Imagine that one of your friends called you feeling bad about themselves because they hadn’t been able to make it to the gym as much as they had planned. Would you tell them that they’re a failure and they might as well give up now because they’ll never reach their goal? Absolutely not! But how often have you spoken to yourself that way? Often we’re our own worst critics and that can really hold us back from the changes we’re trying to make. So how do we work on silencing that negative voice in our minds? One way is by practicing more self-compassion.
According to Dr. Kristin Neff, self-compassion consists of the following three components:
Self-kindness. Self-kindness means being supportive and understanding towards yourself, just as you would be to a friend. Instead of being critical, recognize that you’re doing the best you can in a given situation.
Common humanity. Common humanity means recognizing that everyone fails or gets it wrong at some point. When things aren’t going well, we often think we’re the only person struggling, which leaves us feeling isolated.
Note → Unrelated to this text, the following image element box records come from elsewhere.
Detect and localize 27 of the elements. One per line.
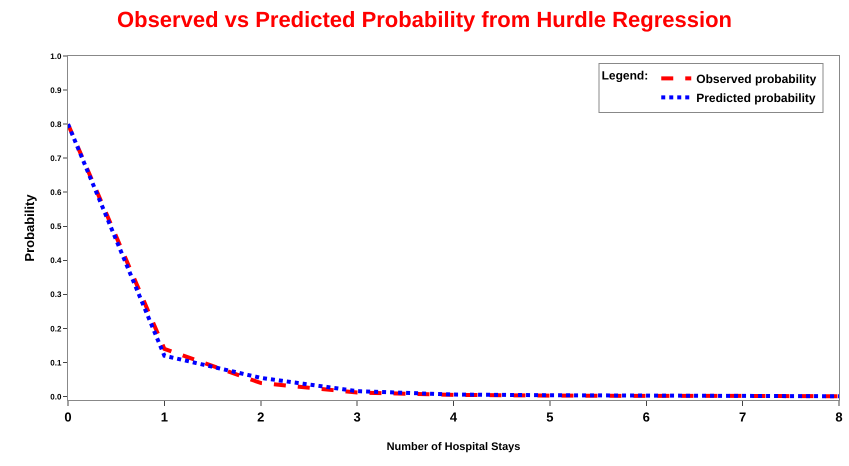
y-tick-label: 1.0 bbox=[50, 52, 62, 61]
legend-title: Legend: bbox=[602, 68, 648, 82]
y-tick-label: 0.5 bbox=[50, 222, 62, 232]
x-tick-label: 2 bbox=[257, 410, 264, 425]
x-tick-label: 6 bbox=[642, 410, 650, 425]
x-tick-label: 0 bbox=[64, 410, 72, 425]
chart-title: Observed vs Predicted Probability from Hurdle Regression bbox=[117, 7, 732, 32]
x-tick-label: 7 bbox=[739, 410, 746, 425]
y-tick-label: 0.8 bbox=[50, 120, 62, 129]
line-series bbox=[68, 122, 839, 398]
y-tick-label: 0.9 bbox=[50, 86, 62, 95]
x-tick-label: 3 bbox=[354, 410, 361, 425]
x-tick-label: 4 bbox=[450, 410, 458, 425]
y-axis-title: Probability bbox=[22, 194, 38, 262]
y-tick-label: 0.7 bbox=[50, 154, 62, 163]
y-tick-label: 0.0 bbox=[50, 392, 62, 402]
y-tick-label: 0.6 bbox=[50, 188, 62, 198]
y-tick-label: 0.1 bbox=[50, 358, 62, 368]
x-tick-label: 5 bbox=[546, 410, 554, 425]
legend-label: Predicted probability bbox=[696, 91, 816, 106]
y-tick-label: 0.4 bbox=[50, 256, 62, 266]
y-tick-label: 0.2 bbox=[50, 324, 62, 334]
y-tick-label: 0.3 bbox=[50, 290, 62, 300]
x-tick-label: 8 bbox=[835, 410, 843, 425]
legend-label: Observed probability bbox=[696, 72, 817, 86]
x-axis-title: Number of Hospital Stays bbox=[386, 440, 520, 453]
x-tick-label: 1 bbox=[160, 410, 168, 425]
Recognizing that we all struggle allows us to feel less alone when we’re going through difficult circumstances.
Mindfulness. When we are mindful of our negative thoughts we notice them, without judgment and can keep from getting caught up in an adverse reaction. Mindfulness also helps us keep confusing these negative thoughts with our identity. For example, you may feel bad about not going to the gym but that doesn’t make you a failure as a person.
Now you might be thinking that practicing self-compassion means you’ll end up unmotivated because you’ll stop putting pressure on yourself to succeed. Actually, research shows there are benefits to this practice. Self-compassion actually helps build emotional resilience over time and makes you happier, more productive, and more confident. Think of it as being your own coach rather than a critic.
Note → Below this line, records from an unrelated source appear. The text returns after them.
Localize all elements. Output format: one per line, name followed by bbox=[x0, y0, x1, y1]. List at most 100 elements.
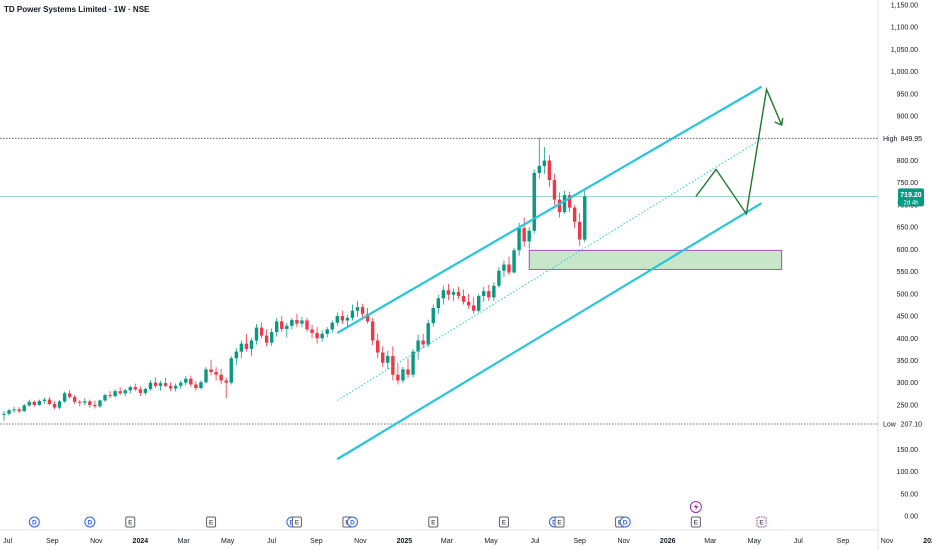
candle[interactable] bbox=[199, 380, 203, 390]
candle[interactable] bbox=[93, 400, 97, 409]
candle[interactable] bbox=[335, 312, 339, 326]
candle[interactable] bbox=[244, 333, 249, 352]
earnings-event-icon[interactable]: E bbox=[498, 516, 509, 528]
candle[interactable] bbox=[426, 319, 430, 348]
candle[interactable] bbox=[249, 338, 254, 357]
candle[interactable] bbox=[345, 315, 350, 327]
candle[interactable] bbox=[431, 304, 435, 327]
dividend-event-icon[interactable]: D bbox=[84, 516, 96, 528]
candle[interactable] bbox=[376, 333, 380, 359]
candle[interactable] bbox=[325, 327, 329, 338]
candle[interactable] bbox=[320, 330, 324, 342]
candle[interactable] bbox=[37, 399, 42, 406]
candle[interactable] bbox=[98, 399, 102, 409]
candle[interactable] bbox=[224, 377, 228, 399]
candle[interactable] bbox=[280, 316, 284, 332]
earnings-event-icon[interactable]: E bbox=[756, 516, 767, 528]
earnings-event-icon[interactable]: E bbox=[554, 516, 565, 528]
candle[interactable] bbox=[254, 324, 259, 345]
candle[interactable] bbox=[391, 346, 395, 381]
candle[interactable] bbox=[477, 293, 481, 313]
dividend-event-icon[interactable]: D bbox=[619, 516, 631, 528]
candle[interactable] bbox=[522, 217, 526, 247]
candle[interactable] bbox=[502, 260, 506, 277]
candle[interactable] bbox=[47, 396, 52, 406]
candle[interactable] bbox=[300, 316, 304, 328]
candle[interactable] bbox=[239, 340, 244, 358]
candle[interactable] bbox=[88, 399, 92, 408]
candle[interactable] bbox=[552, 173, 557, 205]
candle[interactable] bbox=[537, 137, 541, 179]
candle[interactable] bbox=[62, 391, 67, 403]
time-axis[interactable]: Jul Sep Nov 2024 Mar May Jul Sep Nov 2025 Mar May Ju… bbox=[3, 538, 932, 545]
candle[interactable] bbox=[471, 297, 476, 314]
candle[interactable] bbox=[153, 377, 158, 389]
candle[interactable] bbox=[229, 356, 233, 385]
candle[interactable] bbox=[360, 303, 365, 318]
candle[interactable] bbox=[305, 317, 309, 332]
candle[interactable] bbox=[133, 383, 137, 392]
candle[interactable] bbox=[209, 359, 213, 376]
candle[interactable] bbox=[310, 324, 314, 339]
events-layer[interactable]: DDEEDEEDEEDEEDEE bbox=[28, 501, 767, 528]
candle[interactable] bbox=[350, 304, 355, 321]
candle[interactable] bbox=[567, 191, 572, 213]
candle[interactable] bbox=[264, 329, 269, 347]
candle[interactable] bbox=[128, 385, 132, 394]
candle[interactable] bbox=[168, 382, 173, 392]
candle[interactable] bbox=[184, 376, 188, 386]
candle[interactable] bbox=[340, 310, 345, 325]
candle[interactable] bbox=[451, 288, 456, 301]
candle[interactable] bbox=[143, 387, 148, 396]
candle[interactable] bbox=[532, 169, 536, 234]
earnings-event-icon[interactable]: E bbox=[206, 516, 217, 528]
candle[interactable] bbox=[123, 388, 127, 397]
candle[interactable] bbox=[370, 317, 375, 345]
earnings-event-icon[interactable]: E bbox=[291, 516, 302, 528]
trendlines-layer[interactable] bbox=[336, 85, 784, 461]
candle[interactable] bbox=[295, 313, 299, 328]
candle[interactable] bbox=[22, 404, 26, 413]
candle[interactable] bbox=[108, 391, 112, 399]
candle[interactable] bbox=[446, 284, 451, 301]
candle[interactable] bbox=[401, 366, 405, 383]
candle[interactable] bbox=[148, 380, 153, 391]
candle[interactable] bbox=[103, 393, 107, 402]
candle[interactable] bbox=[396, 364, 400, 385]
candle[interactable] bbox=[330, 320, 334, 333]
candle[interactable] bbox=[269, 328, 274, 346]
price-axis[interactable]: 1,150.00 1,100.00 1,050.00 1,000.00 950.00 90… bbox=[891, 3, 918, 521]
candle[interactable] bbox=[381, 346, 385, 368]
candle[interactable] bbox=[7, 408, 11, 416]
candle[interactable] bbox=[466, 293, 471, 309]
candle[interactable] bbox=[527, 227, 531, 249]
candle[interactable] bbox=[204, 367, 208, 384]
candle[interactable] bbox=[441, 285, 446, 305]
candle[interactable] bbox=[214, 367, 218, 381]
candle[interactable] bbox=[421, 333, 425, 349]
candle[interactable] bbox=[83, 398, 87, 406]
candle[interactable] bbox=[285, 322, 289, 338]
candle[interactable] bbox=[189, 375, 193, 388]
candle[interactable] bbox=[416, 334, 420, 360]
candle[interactable] bbox=[386, 350, 390, 370]
candle[interactable] bbox=[578, 212, 582, 246]
candle[interactable] bbox=[78, 400, 82, 407]
candle[interactable] bbox=[234, 348, 238, 365]
candle[interactable] bbox=[42, 397, 47, 404]
candle[interactable] bbox=[275, 318, 279, 337]
candle[interactable] bbox=[138, 386, 143, 397]
candle[interactable] bbox=[487, 284, 491, 301]
candle[interactable] bbox=[290, 317, 294, 330]
candle[interactable] bbox=[456, 286, 461, 300]
earnings-event-icon[interactable]: E bbox=[690, 516, 701, 528]
candle[interactable] bbox=[547, 155, 552, 188]
candle[interactable] bbox=[572, 204, 577, 229]
candle[interactable] bbox=[542, 147, 547, 174]
candle[interactable] bbox=[497, 267, 501, 288]
candle[interactable] bbox=[411, 348, 415, 378]
candle[interactable] bbox=[163, 377, 168, 388]
candle[interactable] bbox=[194, 381, 198, 391]
candle[interactable] bbox=[179, 380, 183, 389]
Here is an exercise to help you practice more self-compassion by looking at how you talk to others compared to how you talk to yourself. You can find this exercise and others at www.self-compassion.org. I think this is a great way to look at how you talk to others and show compassion to them versus how you talk to yourself. Take out a sheet of paper and answer the following questions:
- First, think about times when a close friend feels really bad about him or herself or is really struggling in some way. How would you respond to your friend in this situation (especially when you’re at your best)? Please write down what you typically do, what you say, and note the tone in which you typically talk to your friends.
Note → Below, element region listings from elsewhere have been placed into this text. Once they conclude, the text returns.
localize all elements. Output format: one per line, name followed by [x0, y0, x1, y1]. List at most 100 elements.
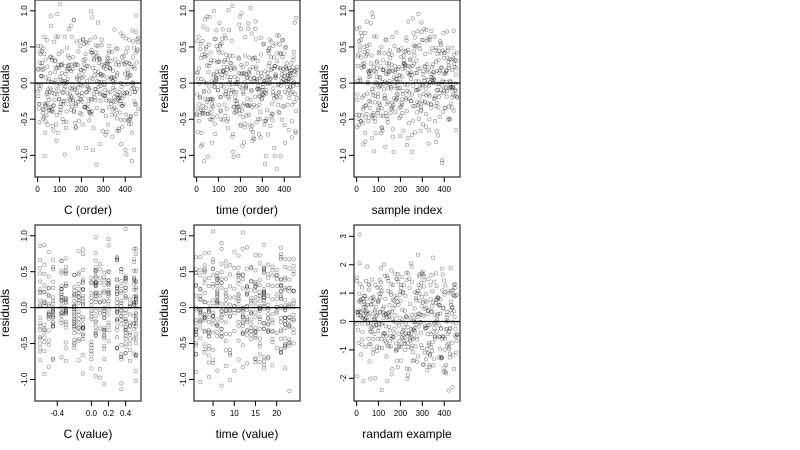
data-point: [398, 114, 403, 119]
data-point: [274, 33, 279, 38]
data-point: [446, 117, 451, 122]
data-point: [211, 257, 216, 262]
data-point: [209, 102, 214, 107]
data-point: [42, 34, 47, 39]
data-point: [430, 340, 435, 345]
data-point: [132, 336, 137, 341]
data-point: [282, 74, 287, 79]
data-point: [80, 247, 85, 252]
data-point: [385, 273, 390, 278]
data-point: [292, 80, 297, 85]
data-point: [245, 103, 250, 108]
data-point: [286, 76, 291, 81]
data-point: [133, 280, 138, 285]
data-point: [287, 323, 292, 328]
data-point: [383, 96, 388, 101]
data-point: [222, 92, 227, 97]
data-point: [423, 87, 428, 92]
data-point: [426, 343, 431, 348]
data-point: [428, 353, 433, 358]
data-point: [53, 77, 58, 82]
data-point: [265, 132, 270, 137]
data-point: [396, 302, 401, 307]
data-point: [271, 66, 276, 71]
data-point: [206, 70, 211, 75]
data-point: [407, 367, 412, 372]
data-point: [453, 72, 458, 77]
data-point: [76, 358, 81, 363]
data-point: [235, 102, 240, 107]
data-point: [382, 96, 387, 101]
data-point: [46, 342, 51, 347]
data-point: [213, 132, 218, 137]
data-point: [219, 301, 224, 306]
data-point: [42, 271, 47, 276]
data-point: [389, 62, 394, 67]
data-point: [209, 107, 214, 112]
data-point: [359, 352, 364, 357]
data-point: [431, 96, 436, 101]
data-point: [77, 97, 82, 102]
x-tick-label: 100: [372, 185, 386, 194]
data-point: [230, 132, 235, 137]
data-point: [44, 75, 49, 80]
data-point: [226, 94, 231, 99]
data-point: [65, 91, 70, 96]
data-point: [411, 83, 416, 88]
data-point: [110, 134, 115, 139]
data-point: [240, 143, 245, 148]
data-point: [450, 46, 455, 51]
data-point: [240, 277, 245, 282]
y-tick-label: 1.0: [20, 5, 29, 17]
data-point: [38, 243, 43, 248]
data-point: [374, 314, 379, 319]
data-point: [109, 101, 114, 106]
data-point: [413, 313, 418, 318]
data-point: [50, 308, 55, 313]
data-point: [81, 38, 86, 43]
data-point: [445, 89, 450, 94]
plot-frame: [34, 0, 142, 178]
data-point: [48, 23, 53, 28]
data-point: [102, 381, 107, 386]
data-point: [415, 103, 420, 108]
data-point: [422, 64, 427, 69]
data-point: [39, 74, 44, 79]
data-point: [38, 327, 43, 332]
data-point: [38, 298, 43, 303]
data-point: [206, 360, 211, 365]
data-point: [133, 354, 138, 359]
data-point: [397, 116, 402, 121]
data-point: [386, 85, 391, 90]
data-point: [266, 321, 271, 326]
data-point: [219, 326, 224, 331]
data-point: [228, 272, 233, 277]
data-point: [431, 255, 436, 260]
data-point: [390, 367, 395, 372]
data-point: [450, 68, 455, 73]
data-point: [106, 327, 111, 332]
data-point: [362, 305, 367, 310]
data-point: [68, 86, 73, 91]
data-point: [416, 252, 421, 257]
data-point: [79, 94, 84, 99]
data-point: [94, 89, 99, 94]
data-point: [93, 299, 98, 304]
data-point: [106, 307, 111, 312]
data-point: [376, 325, 381, 330]
data-point: [123, 50, 128, 55]
data-point: [47, 90, 52, 95]
data-point: [418, 46, 423, 51]
data-point: [93, 279, 98, 284]
data-point: [412, 306, 417, 311]
data-point: [119, 387, 124, 392]
data-point: [371, 111, 376, 116]
data-point: [115, 257, 120, 262]
data-point: [203, 46, 208, 51]
data-point: [59, 258, 64, 263]
data-point: [119, 142, 124, 147]
data-point: [388, 85, 393, 90]
data-point: [136, 107, 141, 112]
data-point: [361, 313, 366, 318]
data-point: [109, 98, 114, 103]
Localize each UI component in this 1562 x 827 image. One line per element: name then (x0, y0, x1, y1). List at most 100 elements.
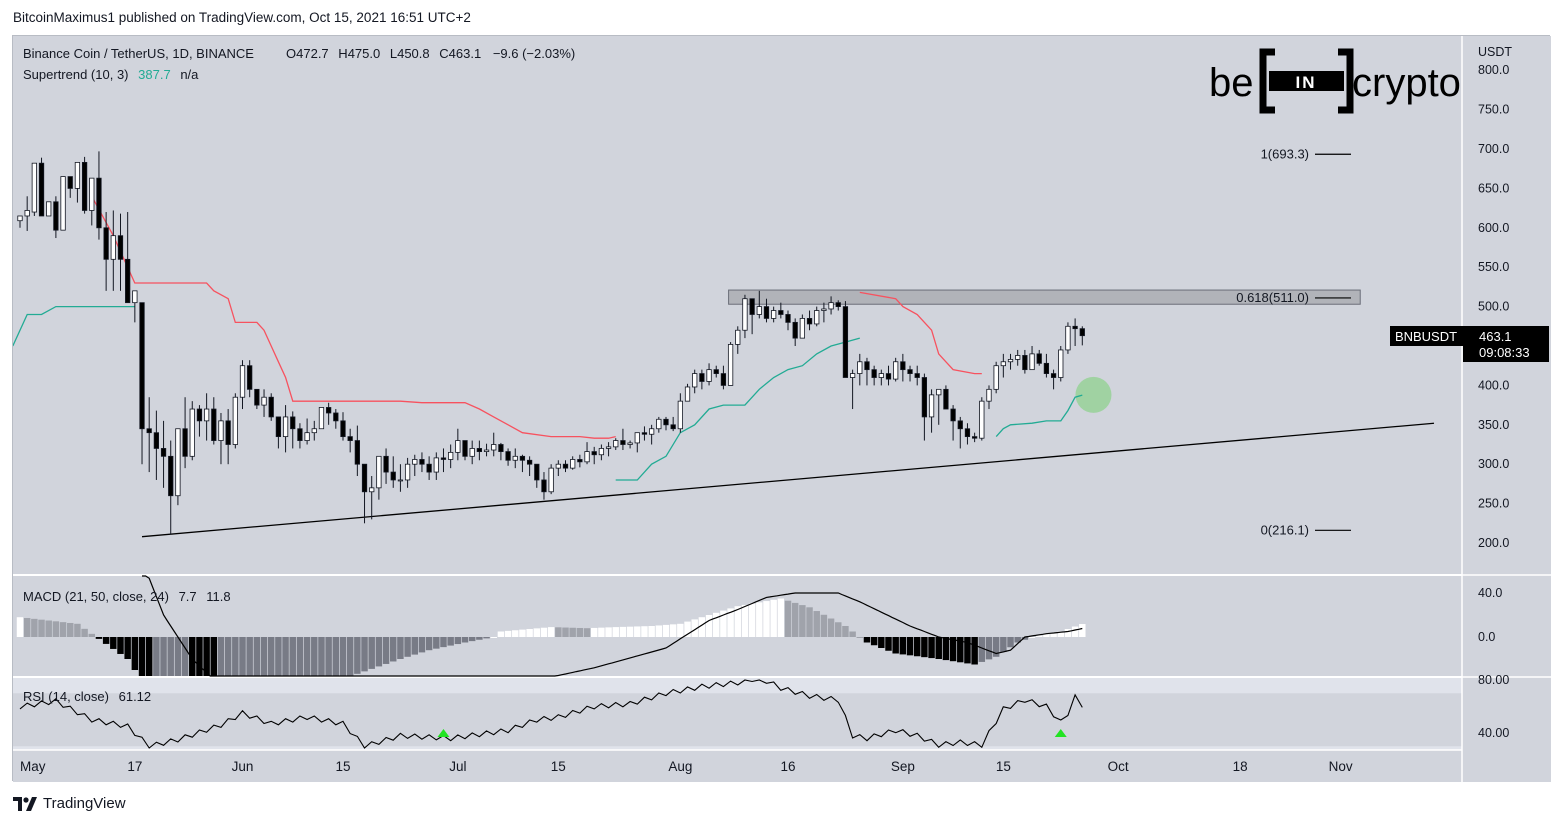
candle (168, 440, 174, 535)
candle (893, 357, 899, 382)
macd-histogram-bar (684, 621, 691, 637)
candle-body (247, 365, 253, 390)
price-tick-label: 600.0 (1478, 221, 1509, 235)
candle-body (986, 388, 992, 402)
macd-histogram-bar (447, 637, 454, 646)
rsi-line (19, 679, 1083, 749)
candle-body (390, 471, 396, 481)
ticker-badge: BNBUSDT (1395, 329, 1457, 344)
candle (857, 353, 863, 386)
candle (936, 388, 942, 425)
candle-body (627, 442, 633, 445)
supertrend-value: 387.7 (138, 67, 171, 82)
candle-body (67, 176, 73, 189)
chart-svg[interactable]: 1(693.3) 0.618(511.0) 0(216.1) 200.0 250.0 3… (12, 36, 1551, 782)
macd-histogram-bar (174, 637, 182, 676)
macd-histogram-bar (583, 628, 591, 637)
candle-body (670, 424, 676, 430)
candle (318, 407, 325, 430)
price-badge[interactable]: BNBUSDT 463.1 09:08:33 (1390, 326, 1549, 362)
candle (1022, 349, 1028, 374)
candle (584, 442, 590, 465)
supertrend-down-line (91, 195, 616, 439)
macd-histogram-bar (1000, 637, 1007, 653)
candle (620, 428, 626, 451)
candle (412, 454, 418, 477)
candle (282, 405, 289, 453)
candle-body (663, 418, 669, 426)
candle (74, 161, 81, 203)
macd-histogram-bar (289, 637, 296, 676)
pane-backgrounds (13, 36, 1551, 782)
candle (225, 409, 231, 465)
candle-body (311, 428, 317, 434)
candle-body (649, 428, 655, 435)
candle-body (440, 457, 447, 460)
rsi-tick-label: 80.00 (1478, 673, 1509, 687)
candle (842, 301, 849, 378)
price-tick-label: 400.0 (1478, 378, 1509, 392)
candle (182, 397, 188, 469)
candle-body (182, 428, 188, 457)
candle-body (361, 463, 368, 493)
macd-histogram-bar (870, 637, 878, 646)
fib-level-label: 1(693.3) (1261, 146, 1309, 161)
macd-histogram-bar (425, 637, 433, 651)
candle-body (871, 369, 877, 378)
candle (799, 314, 805, 339)
candle (684, 383, 691, 402)
time-tick-label: Nov (1329, 759, 1353, 774)
time-axis-bg (13, 750, 1462, 782)
fibonacci-layer: 1(693.3) 0.618(511.0) 0(216.1) (1236, 146, 1351, 537)
candle (369, 476, 375, 520)
candle-body (727, 344, 734, 386)
candle-body (53, 201, 59, 231)
macd-histogram-bar (131, 637, 139, 670)
publish-line: BitcoinMaximus1 published on TradingView… (13, 10, 471, 25)
resistance-box[interactable] (728, 289, 1361, 305)
candle (526, 456, 533, 477)
candle (749, 298, 755, 335)
candle-body (232, 396, 238, 445)
candle (605, 442, 612, 457)
candle (835, 300, 841, 311)
candle-body (900, 361, 906, 371)
candle-body (993, 365, 999, 390)
candle-body (548, 467, 554, 493)
candle-body (799, 318, 805, 339)
candle (333, 409, 339, 429)
tradingview-footer[interactable]: TradingView (13, 795, 126, 812)
support-trendline[interactable] (141, 422, 1435, 538)
supertrend-up-line (615, 337, 860, 481)
macd-histogram-bar (1079, 624, 1086, 637)
candle (218, 412, 224, 465)
candle (771, 306, 777, 323)
candle-body (261, 396, 267, 406)
macd-histogram-bar (978, 637, 986, 662)
macd-histogram-bar (992, 637, 1000, 657)
macd-histogram-bar (339, 637, 347, 676)
macd-histogram-bar (397, 637, 404, 659)
macd-histogram-bar (784, 600, 792, 637)
chart-frame[interactable]: 1(693.3) 0.618(511.0) 0(216.1) 200.0 250.0 3… (12, 35, 1551, 782)
candle-body (1050, 373, 1057, 378)
macd-histogram-bar (835, 622, 842, 637)
rsi-label: RSI (14, close) (23, 689, 109, 704)
candle-body (842, 306, 849, 378)
candle-body (31, 162, 37, 213)
candle-body (275, 416, 282, 438)
candle (598, 444, 605, 461)
candle-body (74, 161, 81, 189)
macd-histogram-bar (1035, 635, 1043, 637)
price-tick-label: 550.0 (1478, 260, 1509, 274)
highlight-circle[interactable] (1075, 376, 1112, 413)
price-axis-bg (1462, 36, 1551, 782)
candle-body (1065, 325, 1071, 351)
macd-histogram-bar (1057, 631, 1064, 637)
candle-body (498, 444, 504, 452)
candle (735, 326, 741, 354)
candle (713, 365, 719, 378)
candle-body (426, 463, 432, 473)
macd-histogram-bar (562, 627, 569, 637)
candle-body (928, 394, 935, 418)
- Now think about times when you feel bad about yourself or are struggling. How do you typically respond to yourself in these situations? Please write down what you typically do, what you say, and note the tone in which you talk to yourself.
- Did you notice a difference? If so, ask yourself why. What factors or fears come into play that lead you to treat yourself and others so differently?
- Write down how you think things might change if you responded to yourself in the same way you typically respond to a close friend when you’re suffering.